Nord-Kivu : les difficultés d’accès à l’eau potable soulignent l’inefficacité de l’État à la frontière de Kasindi

(Billet de PAUL ZAÏDI)

Comme se soigner ou se nourrir, accéder à l’eau est un droit fondamental. L’eau, en tant qu’élément vital, est essentielle au bien-être de chaque individu. À Kasindi, la rareté de l’eau potable ne résulte pas de son indisponibilité naturelle, mais de l’irresponsabilité de ceux qui détiennent une parcelle de pouvoir public. En abandonnant à leur sort les initiatives de partenariat public-privé, ils négligent les solutions pourtant évidentes comme l’élargissement du système d’adduction d’eau potable.



De nombreuses zones d’ombre persistent dans les circuits censés améliorer le réseau d’eau potable à Kasindi, malgré les efforts des organisations non gouvernementales (ONG) et des associations sans but lucratif (ASBL).

Un rythme désastreux

Face à l’évaluation de l’offre et de la demande en eau potable, l’entité de Kasindi-Lubiriha est largement déficitaire. Cette situation accroît le risque de résurgence des maladies hydriques, comme ce fut le cas il y a plus de six ans.

Seaux, bidons, cuvettes et bouteilles en plastique s’alignent chaque jour devant les bornes-fontaines. Les femmes et les jeunes filles doivent se lever dès 4 heures du matin pour espérer puiser entre 40 et 60 litres d’eau.

Un débrouillardisme dangereux

Ce tableau illustre à lui seul le drame quotidien vécu dans ce coin économiquement stratégique du secteur de Ruwenzori, territoire de Beni. Pour compenser les limites du réseau de distribution, les coupures récurrentes et la sécheresse, certains habitants creusent des puits domestiques ou dans les hôtels, souvent sans respect des normes sanitaires, mettant ainsi en danger la santé publique.

Une filière informelle de distribution d’eau s’est développée. Les plus démunis puisent l’eau de la rivière Lubiriha pour tous leurs usages : lessive, vaisselle, cuisson, bain, voire même pour les baptêmes dans les églises.

Le malheur des uns fait le bonheur des autres

Pour les anciens tolekistes – ces hommes utilisant chariots, triporteurs, pousse-pousse ou vélos pour livrer de l’eau à domicile  cette crise représente une opportunité. La rareté de l’eau a favorisé la spéculation : un bidon de 20 litres se vend désormais à 1000 FC, alors que le tarif officiel de l’ACOEP/Kasindi-Lubiriha est d’environ 200 FC.

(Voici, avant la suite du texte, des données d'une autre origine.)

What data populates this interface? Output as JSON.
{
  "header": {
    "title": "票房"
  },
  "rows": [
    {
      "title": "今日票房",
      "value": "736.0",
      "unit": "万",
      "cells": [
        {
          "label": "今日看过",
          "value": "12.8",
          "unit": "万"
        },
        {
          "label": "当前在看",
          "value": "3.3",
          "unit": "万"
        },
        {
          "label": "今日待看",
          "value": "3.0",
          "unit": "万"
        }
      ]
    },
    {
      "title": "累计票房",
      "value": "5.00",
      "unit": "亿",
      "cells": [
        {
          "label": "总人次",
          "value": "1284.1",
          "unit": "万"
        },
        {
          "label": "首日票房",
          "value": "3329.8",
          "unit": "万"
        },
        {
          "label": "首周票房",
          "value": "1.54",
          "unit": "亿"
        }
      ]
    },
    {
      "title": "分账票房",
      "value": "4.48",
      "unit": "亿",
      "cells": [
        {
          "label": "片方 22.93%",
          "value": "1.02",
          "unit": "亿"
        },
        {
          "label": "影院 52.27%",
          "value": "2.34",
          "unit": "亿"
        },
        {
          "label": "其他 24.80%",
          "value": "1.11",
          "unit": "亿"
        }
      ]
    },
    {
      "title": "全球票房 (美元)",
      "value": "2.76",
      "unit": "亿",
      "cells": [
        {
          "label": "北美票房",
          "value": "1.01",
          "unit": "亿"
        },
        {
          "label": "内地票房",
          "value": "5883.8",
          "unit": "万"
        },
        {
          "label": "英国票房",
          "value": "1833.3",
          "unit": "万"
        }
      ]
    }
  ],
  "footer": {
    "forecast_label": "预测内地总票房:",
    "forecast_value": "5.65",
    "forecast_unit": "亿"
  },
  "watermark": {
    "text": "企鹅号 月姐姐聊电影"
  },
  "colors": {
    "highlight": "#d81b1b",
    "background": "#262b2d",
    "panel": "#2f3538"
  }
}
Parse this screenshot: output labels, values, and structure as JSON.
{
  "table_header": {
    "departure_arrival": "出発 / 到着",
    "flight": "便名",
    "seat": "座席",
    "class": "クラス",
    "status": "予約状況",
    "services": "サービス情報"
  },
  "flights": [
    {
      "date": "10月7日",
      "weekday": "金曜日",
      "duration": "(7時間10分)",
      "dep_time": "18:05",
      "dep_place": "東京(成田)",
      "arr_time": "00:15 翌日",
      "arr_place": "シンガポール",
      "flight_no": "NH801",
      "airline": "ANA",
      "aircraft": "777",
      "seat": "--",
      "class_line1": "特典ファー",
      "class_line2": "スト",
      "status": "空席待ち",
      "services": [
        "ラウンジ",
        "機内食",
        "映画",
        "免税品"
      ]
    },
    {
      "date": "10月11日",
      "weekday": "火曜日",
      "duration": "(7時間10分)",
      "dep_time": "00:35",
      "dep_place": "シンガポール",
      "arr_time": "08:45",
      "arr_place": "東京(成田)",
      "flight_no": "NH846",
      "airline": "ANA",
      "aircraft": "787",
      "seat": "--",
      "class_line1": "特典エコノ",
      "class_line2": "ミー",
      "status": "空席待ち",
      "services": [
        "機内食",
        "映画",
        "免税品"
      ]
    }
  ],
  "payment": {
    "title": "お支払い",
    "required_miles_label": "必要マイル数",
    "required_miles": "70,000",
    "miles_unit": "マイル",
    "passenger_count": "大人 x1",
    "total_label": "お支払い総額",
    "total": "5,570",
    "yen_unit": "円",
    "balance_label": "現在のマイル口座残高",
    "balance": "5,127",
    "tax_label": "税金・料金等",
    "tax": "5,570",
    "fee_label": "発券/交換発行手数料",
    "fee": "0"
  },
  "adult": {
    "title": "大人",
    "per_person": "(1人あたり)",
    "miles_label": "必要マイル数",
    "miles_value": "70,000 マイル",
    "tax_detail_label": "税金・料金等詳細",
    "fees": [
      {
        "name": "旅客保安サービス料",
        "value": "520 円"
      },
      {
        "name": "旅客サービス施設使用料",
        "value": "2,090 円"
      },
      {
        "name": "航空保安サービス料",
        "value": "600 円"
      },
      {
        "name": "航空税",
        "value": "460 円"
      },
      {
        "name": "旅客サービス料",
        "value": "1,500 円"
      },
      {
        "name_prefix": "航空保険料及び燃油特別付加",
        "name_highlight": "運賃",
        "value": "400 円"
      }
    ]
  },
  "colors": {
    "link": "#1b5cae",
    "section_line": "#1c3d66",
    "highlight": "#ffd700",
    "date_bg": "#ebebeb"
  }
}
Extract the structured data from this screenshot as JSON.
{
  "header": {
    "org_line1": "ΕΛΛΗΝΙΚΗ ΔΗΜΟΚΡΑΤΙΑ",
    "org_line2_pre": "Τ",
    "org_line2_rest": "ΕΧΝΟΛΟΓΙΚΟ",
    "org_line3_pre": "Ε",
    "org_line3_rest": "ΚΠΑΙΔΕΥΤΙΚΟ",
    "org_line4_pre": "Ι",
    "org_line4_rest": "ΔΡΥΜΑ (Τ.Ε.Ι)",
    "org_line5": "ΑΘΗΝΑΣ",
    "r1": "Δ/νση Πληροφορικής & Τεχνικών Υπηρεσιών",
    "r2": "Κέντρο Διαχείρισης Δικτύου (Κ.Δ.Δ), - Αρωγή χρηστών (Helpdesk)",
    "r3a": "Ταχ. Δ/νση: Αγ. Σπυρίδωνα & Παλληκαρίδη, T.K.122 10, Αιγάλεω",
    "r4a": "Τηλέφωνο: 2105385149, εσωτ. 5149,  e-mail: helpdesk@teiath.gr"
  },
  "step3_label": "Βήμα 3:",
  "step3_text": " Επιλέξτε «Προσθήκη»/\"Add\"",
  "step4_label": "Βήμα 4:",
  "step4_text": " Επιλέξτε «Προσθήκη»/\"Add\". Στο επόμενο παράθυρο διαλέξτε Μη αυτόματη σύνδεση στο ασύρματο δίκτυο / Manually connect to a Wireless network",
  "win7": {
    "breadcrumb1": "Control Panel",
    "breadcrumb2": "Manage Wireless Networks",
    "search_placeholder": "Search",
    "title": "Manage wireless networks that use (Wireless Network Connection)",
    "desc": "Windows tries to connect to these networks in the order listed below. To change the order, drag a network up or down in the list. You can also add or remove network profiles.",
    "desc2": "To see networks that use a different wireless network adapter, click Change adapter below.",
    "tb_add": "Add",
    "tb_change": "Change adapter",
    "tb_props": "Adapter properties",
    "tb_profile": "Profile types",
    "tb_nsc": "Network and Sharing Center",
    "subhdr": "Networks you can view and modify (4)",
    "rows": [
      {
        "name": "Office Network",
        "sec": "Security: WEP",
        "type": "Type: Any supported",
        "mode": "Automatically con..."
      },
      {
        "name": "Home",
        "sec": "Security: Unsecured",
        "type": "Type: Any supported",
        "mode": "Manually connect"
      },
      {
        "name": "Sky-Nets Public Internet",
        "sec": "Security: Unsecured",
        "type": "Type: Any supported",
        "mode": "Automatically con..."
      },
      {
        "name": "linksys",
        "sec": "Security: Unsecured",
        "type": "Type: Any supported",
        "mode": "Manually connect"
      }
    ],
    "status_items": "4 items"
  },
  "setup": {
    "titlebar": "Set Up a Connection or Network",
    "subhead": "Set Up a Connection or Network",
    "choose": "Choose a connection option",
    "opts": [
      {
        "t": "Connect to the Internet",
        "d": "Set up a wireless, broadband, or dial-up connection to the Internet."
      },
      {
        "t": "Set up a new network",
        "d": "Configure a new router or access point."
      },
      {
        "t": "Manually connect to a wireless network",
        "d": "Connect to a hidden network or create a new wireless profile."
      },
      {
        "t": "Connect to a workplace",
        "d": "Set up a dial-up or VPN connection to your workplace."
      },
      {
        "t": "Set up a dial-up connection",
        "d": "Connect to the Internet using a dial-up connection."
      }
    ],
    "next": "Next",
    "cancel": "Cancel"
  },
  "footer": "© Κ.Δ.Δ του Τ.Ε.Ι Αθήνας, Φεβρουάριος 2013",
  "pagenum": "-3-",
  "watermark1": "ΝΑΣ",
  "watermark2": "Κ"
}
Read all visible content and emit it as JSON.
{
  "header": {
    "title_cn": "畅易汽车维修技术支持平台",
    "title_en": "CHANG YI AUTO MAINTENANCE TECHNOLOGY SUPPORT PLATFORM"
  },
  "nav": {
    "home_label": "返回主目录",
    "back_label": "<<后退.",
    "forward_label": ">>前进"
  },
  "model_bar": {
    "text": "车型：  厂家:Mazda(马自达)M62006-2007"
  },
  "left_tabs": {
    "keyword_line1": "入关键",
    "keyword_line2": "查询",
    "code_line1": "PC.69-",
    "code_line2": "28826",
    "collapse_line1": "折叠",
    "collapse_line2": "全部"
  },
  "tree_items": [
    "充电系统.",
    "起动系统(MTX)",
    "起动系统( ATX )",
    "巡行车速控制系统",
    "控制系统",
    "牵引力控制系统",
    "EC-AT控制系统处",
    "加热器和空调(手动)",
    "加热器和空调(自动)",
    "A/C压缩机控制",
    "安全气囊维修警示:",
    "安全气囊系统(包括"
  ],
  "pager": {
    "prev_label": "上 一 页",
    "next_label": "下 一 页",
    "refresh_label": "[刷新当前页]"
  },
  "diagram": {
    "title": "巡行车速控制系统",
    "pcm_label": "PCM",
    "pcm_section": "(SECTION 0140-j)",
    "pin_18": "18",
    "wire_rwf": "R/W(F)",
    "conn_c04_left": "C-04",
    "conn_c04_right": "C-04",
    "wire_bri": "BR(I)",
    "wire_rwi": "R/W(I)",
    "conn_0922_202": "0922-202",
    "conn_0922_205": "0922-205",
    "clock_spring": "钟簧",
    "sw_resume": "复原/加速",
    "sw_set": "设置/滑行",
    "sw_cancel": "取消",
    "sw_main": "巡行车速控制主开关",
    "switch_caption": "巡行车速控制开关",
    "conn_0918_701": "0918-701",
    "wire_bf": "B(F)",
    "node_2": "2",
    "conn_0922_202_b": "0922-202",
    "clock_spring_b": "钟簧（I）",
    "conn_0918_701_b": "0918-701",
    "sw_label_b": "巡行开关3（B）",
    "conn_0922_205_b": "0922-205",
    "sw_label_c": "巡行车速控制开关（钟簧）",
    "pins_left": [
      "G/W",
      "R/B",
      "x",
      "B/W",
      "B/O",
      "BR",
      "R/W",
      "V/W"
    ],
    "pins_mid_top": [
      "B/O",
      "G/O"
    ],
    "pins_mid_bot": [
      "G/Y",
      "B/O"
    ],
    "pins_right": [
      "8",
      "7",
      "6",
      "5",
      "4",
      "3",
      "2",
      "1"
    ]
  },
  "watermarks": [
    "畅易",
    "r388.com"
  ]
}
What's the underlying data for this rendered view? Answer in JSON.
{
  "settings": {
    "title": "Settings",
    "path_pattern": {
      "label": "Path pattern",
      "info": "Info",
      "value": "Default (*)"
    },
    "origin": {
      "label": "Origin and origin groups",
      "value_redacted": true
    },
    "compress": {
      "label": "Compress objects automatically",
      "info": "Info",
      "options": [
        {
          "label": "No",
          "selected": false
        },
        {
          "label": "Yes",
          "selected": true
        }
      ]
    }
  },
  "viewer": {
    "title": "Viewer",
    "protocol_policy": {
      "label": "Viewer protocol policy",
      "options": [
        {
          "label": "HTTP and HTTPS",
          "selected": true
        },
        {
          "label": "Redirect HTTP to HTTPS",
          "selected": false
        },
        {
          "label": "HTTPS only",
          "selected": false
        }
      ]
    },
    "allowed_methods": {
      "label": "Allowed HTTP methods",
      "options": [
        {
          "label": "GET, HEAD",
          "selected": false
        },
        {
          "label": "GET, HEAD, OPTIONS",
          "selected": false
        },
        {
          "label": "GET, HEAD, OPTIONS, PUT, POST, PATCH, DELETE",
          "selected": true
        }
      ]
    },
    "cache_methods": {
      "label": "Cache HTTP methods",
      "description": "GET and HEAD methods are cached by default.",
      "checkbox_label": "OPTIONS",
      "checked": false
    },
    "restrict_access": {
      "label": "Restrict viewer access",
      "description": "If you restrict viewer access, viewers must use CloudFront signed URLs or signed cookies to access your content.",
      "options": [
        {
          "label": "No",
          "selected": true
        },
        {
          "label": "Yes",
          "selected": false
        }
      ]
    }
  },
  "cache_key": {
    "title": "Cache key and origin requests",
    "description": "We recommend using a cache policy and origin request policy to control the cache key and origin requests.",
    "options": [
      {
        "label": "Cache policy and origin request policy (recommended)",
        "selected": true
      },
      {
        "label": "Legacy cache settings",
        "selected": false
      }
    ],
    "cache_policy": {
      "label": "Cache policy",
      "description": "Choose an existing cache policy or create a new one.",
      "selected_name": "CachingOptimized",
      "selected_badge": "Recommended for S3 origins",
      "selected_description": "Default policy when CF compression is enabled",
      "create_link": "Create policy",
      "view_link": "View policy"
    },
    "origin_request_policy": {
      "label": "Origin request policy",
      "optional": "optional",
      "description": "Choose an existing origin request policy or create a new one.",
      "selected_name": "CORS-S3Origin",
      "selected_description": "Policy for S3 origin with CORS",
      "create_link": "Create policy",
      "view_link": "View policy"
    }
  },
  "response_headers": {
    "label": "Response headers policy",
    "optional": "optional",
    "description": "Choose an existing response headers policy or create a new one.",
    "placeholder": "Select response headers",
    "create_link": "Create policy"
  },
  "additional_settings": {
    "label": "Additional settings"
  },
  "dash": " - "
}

Par ailleurs, les sachets d’eau produits localement coûtent 400 FC, tandis que l’eau en bouteille, produite à Beni, Butembo ou importée, se vend entre 1000 FC (petit format) et 2000 FC (grand format).

Incohérences dans l’action gouvernementale

Au niveau du gouvernement central, les annonces d’investissements dans les zones rurales sont nombreuses, mais les réalisations se font rares, voire invisibles. L’approvisionnement en eau potable pour les habitants de Kasindi-Lubiriha reste exclu des priorités, malgré l’explosion démographique due à l’afflux de déplacés fuyant les zones occupées par le mouvement AFC-M23.

Quelles que soient les priorités du gouvernement – efforts de guerre ou objectifs fiscaux – l’accès à l’eau potable est une urgence sanitaire et une condition essentielle de survie.

Le désir du peuple

Les Congolais de l’Est veulent de l’eau, tout simplement. Une eau potable pour leurs besoins quotidiens, pour préserver leur hygiène, leur santé, leur dignité. Ce besoin ne devrait pas être un luxe dans un pays aussi riche en ressources.

Les factures d’eau, émises par l’Association des Consommateurs d’Eau Potable de Kasindi-Lubiriha (ACOEP/KL), restent symboliques, insuffisantes pour couvrir les frais de production, de maintenance, de personnel et d’extension du réseau. Sans cette structure, de nombreuses vies auraient été perdues dans le groupement Basongora.



Des zones floues persistantes

Chaque année, des budgets sont alloués à Kinshasa pour améliorer l’accès à l’eau. Il est scandaleux que des montants aussi considérables soient affectés au ministère en charge sans qu’aucune amélioration tangible ne soit observée. L’ACOEP/Kasindi-Lubiriha ne bénéficie d’aucun appui, ni technique, ni financier.

L’accès universel et constant à l’eau potable est un droit. Le priver à une population est une atteinte grave aux droits humains. Le silence des élus du territoire de Beni face à cette situation n’est en rien honorable.

Cette gestion chaotique du service public de l’eau, profitant à une minorité, nourrit à juste titre les soupçons et la colère du peuple congolais.